Back in August of this year, it was reported that Apple had filed a suit against a mobile device virtualization company called Corellium, citing copyright infringement. And now that company has responded.
Motherboard has the report on Tuesday. This is the device virtualization company’s first response to Apple following the initial lawsuit. Corellium says that it’s iOS virtualization software actually makes iPhones “safer” because it makes it easier for security researchers to find iOS bugs. The response also notes that Corellium claims Apple owes it $300,000.
The response was actually filed on Monday.
On Monday, Corellium, the startup that was sued by Apple for alleged copyright infringement in August, filed its response to the lawsuit. Apple alleged that Corellium’s product is illegal, and helps researchers sell hacking tools based on software bugs found in iOS to government agencies that then use them to hack targets. The cybersecurity world was shocked by Apple’s lawsuit, which was seen as an attempt to use copyright as an excuse to control the thriving, and largely legal, market for software vulnerabilities. The lawsuit was filed just a few days after Apple announced it would give researchers special “pre-hacked” devices to allow them to find and report more bugs to the company.
Corellium states that Apple’s code is “fair use”, and, as a result, its virtualization software should not be pinged for any copyright infringement. The device virtualization company developed its software in an attempt to run iOS, easily accessible for security researchers, in a virtualized environment.

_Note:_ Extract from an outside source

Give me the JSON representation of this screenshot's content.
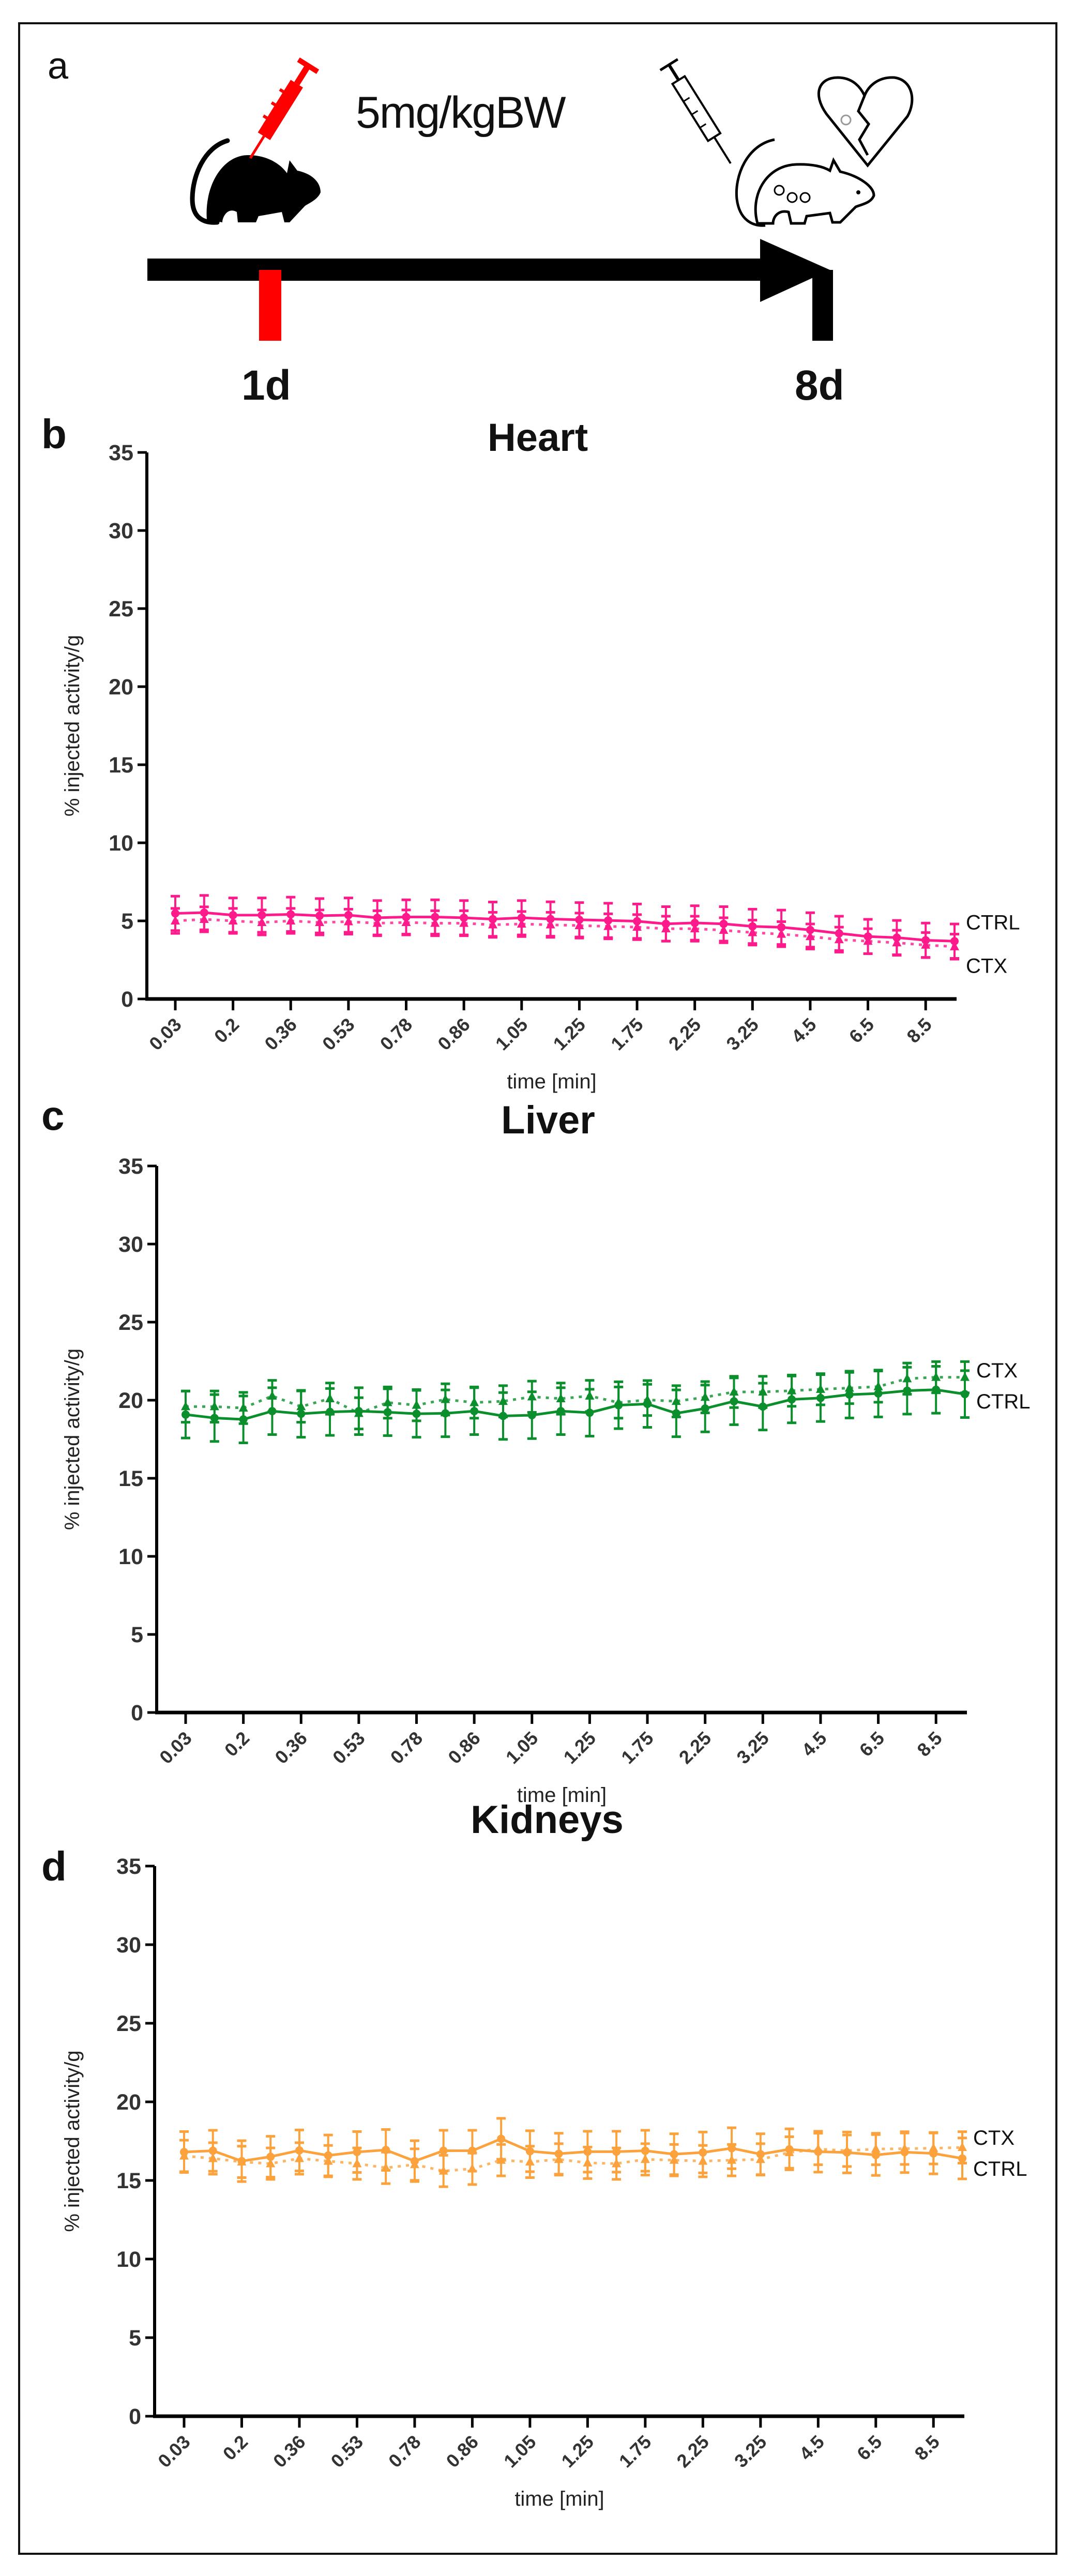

The virtualization company argues that Apple is trying to work as a gatekeeper to make sure that only a select number of researchers are able to identify vulnerabilities in its operating systems:
Through its invitation-only research device program and this lawsuit, Apple is trying to control who is permitted to identify vulnerabilities, if and how Apple will address identified vulnerabilities, and if Apple will disclose identified vulnerabilities to the public at all,” Corellium argues in its response, echoing arguments made by the security research community.
The trouble here is that open access, it appears. Corellium argues that more security researchers looking for iOS vulnerabilities is a good thing, and that it should give even more information to Apple. However, as noted in the original report, not everyone is reporting bugs to Apple that uses the service.
For example, Azimuth uses Corellium, but it does not report bugs to Apple. Instead, the company sells hacking tools to intelligence and law enforcement agencies.
As for that $300,000 owed? Corellium gets that number from Chris Wade, one of the company’s co-founders who has apparently reported seven different bugs to Apple over the years. Up to this point, Corellium’s response claims, Apple has not issued any payments for those discoveries, which is why the company is seeking that particular amount.
Apple is still seeking a permanent injunction against Corellium and its virtualization tool, aiming to stop the company from using a tool that so closely resembles iOS. Apple is also seeking damages and other monetary payouts as a result of the lawsuit.